Trappes, emblème du grand renoncement
Politique

Trappes, emblème du grand renoncement

Par Philippe Oswald - Publié le 22/02/2021
Didier Lemaire enseignait la philosophie à Trappes, au lycée de la Plaine de Neauphle, depuis 20 ans. En novembre dernier, dans une lettre aux enseignants publiée par l’Obs quinze jours après l’assassinat de Samuel Paty, il dénonça la situation de Trappes, « une ville complètement perdue », emblématique, écrivait-il, de la « menace que fait peser l’islamisme sur notre pays ». Comme enseignant, il constatait « la progression d’une emprise communautaire toujours plus forte sur les consciences et sur les corps » de ses élèves. « J’observe que le vivier idéologique, le sentiment de ne pas être français, est beaucoup plus fort qu’avant ». Menacé pour ses propos, le professeur de philosophie a été placé sous protection policière et a dû démissionner de son poste pour sa propre sécurité et celle des élèves.

Au premier rang de ceux qui se sont dressés contre les propos de Didier Lemaire, le maire de Trappes, Ali Rabeh, un proche de Benoît Hamon (ex PS, fondateur du parti Génération.s.) Un maire en sursis : l’élection de juin dernier où il l’avait emporté par seulement 161 voix sur le candidat de droite, a été invalidée le 2 février, et lui-même a été condamné à un an d’inéligibilité par le Tribunal Administratif de Versailles. Ali Rabeh a fait appel de cette décision et reste maire de Trappes en attendant la décision du Conseil d’État.

Malgré cette situation précaire, Ali Rabeh est monté au créneau dès que Didier Lemaire a donné son témoignage sur la situation à Trappes. « Propos délirants » a-t-il dénoncé, en accusant l’enseignant d’agir dans une démarche militante (Didier Lemaire est depuis janvier secrétaire national du petit Parti Républicain Solidariste). Ali Rabeh ne s’est pas contenté de multiplier les interventions médiatiques. Le 11 février, il s’est carrément affranchi de la légalité en investissant le lycée dans lequel Didier Lemaire enseignait, pour distribuer un tract aux élèves. Jean-Michel Blanquer et le rectorat ont condamné aussitôt cette action illégale, ainsi que la plupart des anciens collègues de Didier Lemaire.
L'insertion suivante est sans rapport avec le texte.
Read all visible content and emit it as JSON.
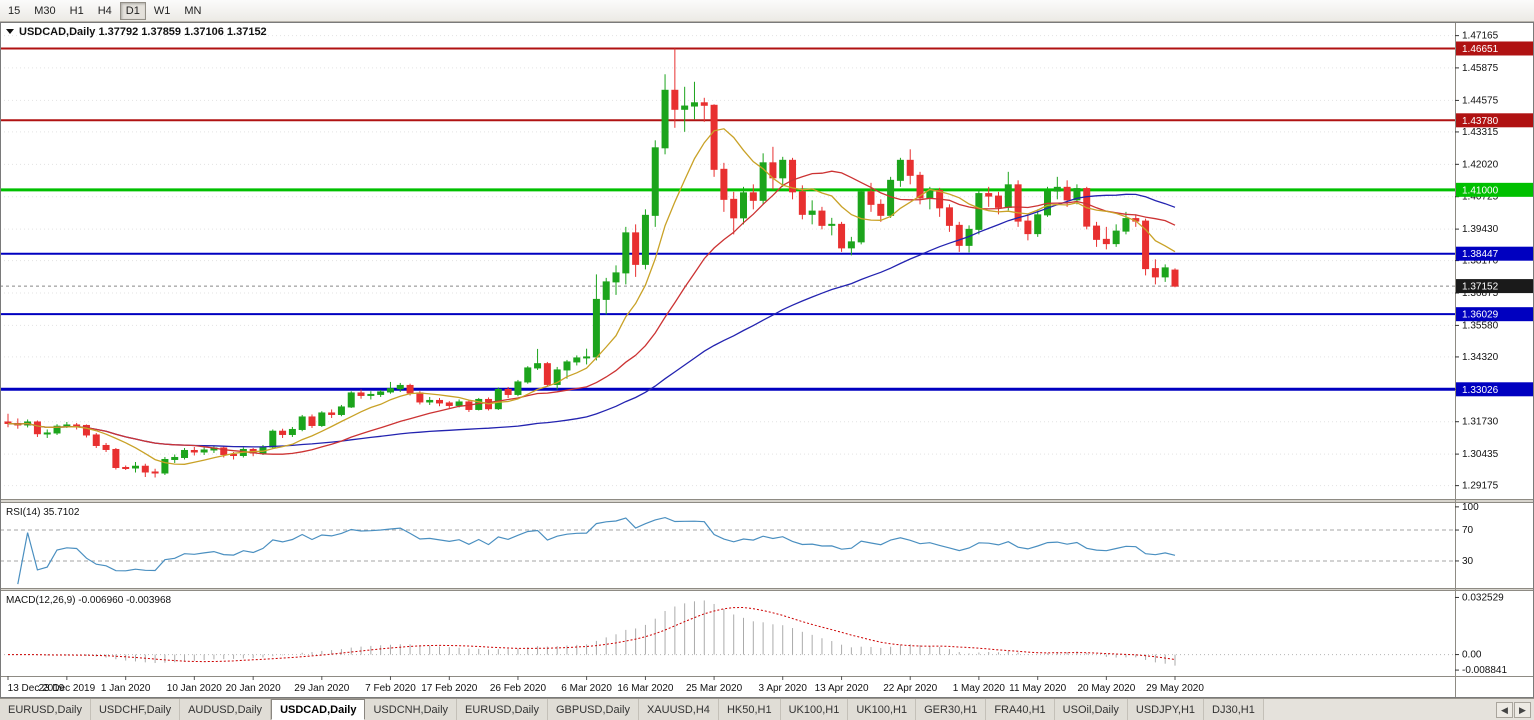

Invité le lendemain, 12 février, à participer sur CNews à l’émission ambulante de Jean-Marc Morandini dans les rues de Trappes, Ali Rabeh a menacé de quitter l’émission à chaque fois qu’une question lui déplaisait. Il était accompagné d’un groupe d’hommes qui n’hésitaient pas à interpeler ses contradicteurs. « Dès que vous êtes en contradiction avec lui, il s’arrête de parler, il se fige, il vous regarde dans les yeux, il vous fusille du regard comme pour dire "attention à toi" », a témoigné Jean-Marc Morandini. Le journaliste a dénoncé « une forme d’intimidation qui est quasiment une intimidation physique » de la part du maire, en soulignant que la présence de la police municipale n’avait pas été superflue pour assurer le bon déroulement de son émission.

Le préfet des Yvelines, Jean-Jacques Brot, semble avoir choisi son camp. Louant la coopération du maire, il s’est dit « inquiet des outrances » du professeur qui « met de l’huile sur le feu ». « Nous faisons de la dentelle et voilà que monsieur Lemaire arrive avec un bulldozer et saccage nos efforts », a-t-il expliqué (Le Monde, 9 février) pour justifier sa réaction, surprenante de la part d’un représentant de l’État. Il est vrai que c’est bien « la démission de l’État » depuis des décennies que Didier Lemaire met en cause principalement dans un entretien au Figaro (en lien ci-dessous) : « L’islamisme ne se développe pas à cause de la pauvreté, c’est un programme politique. (…) Il embraye sur une politique de l’immigration mal maîtrisée qui ne permet plus l’intégration ni l’assimilation. »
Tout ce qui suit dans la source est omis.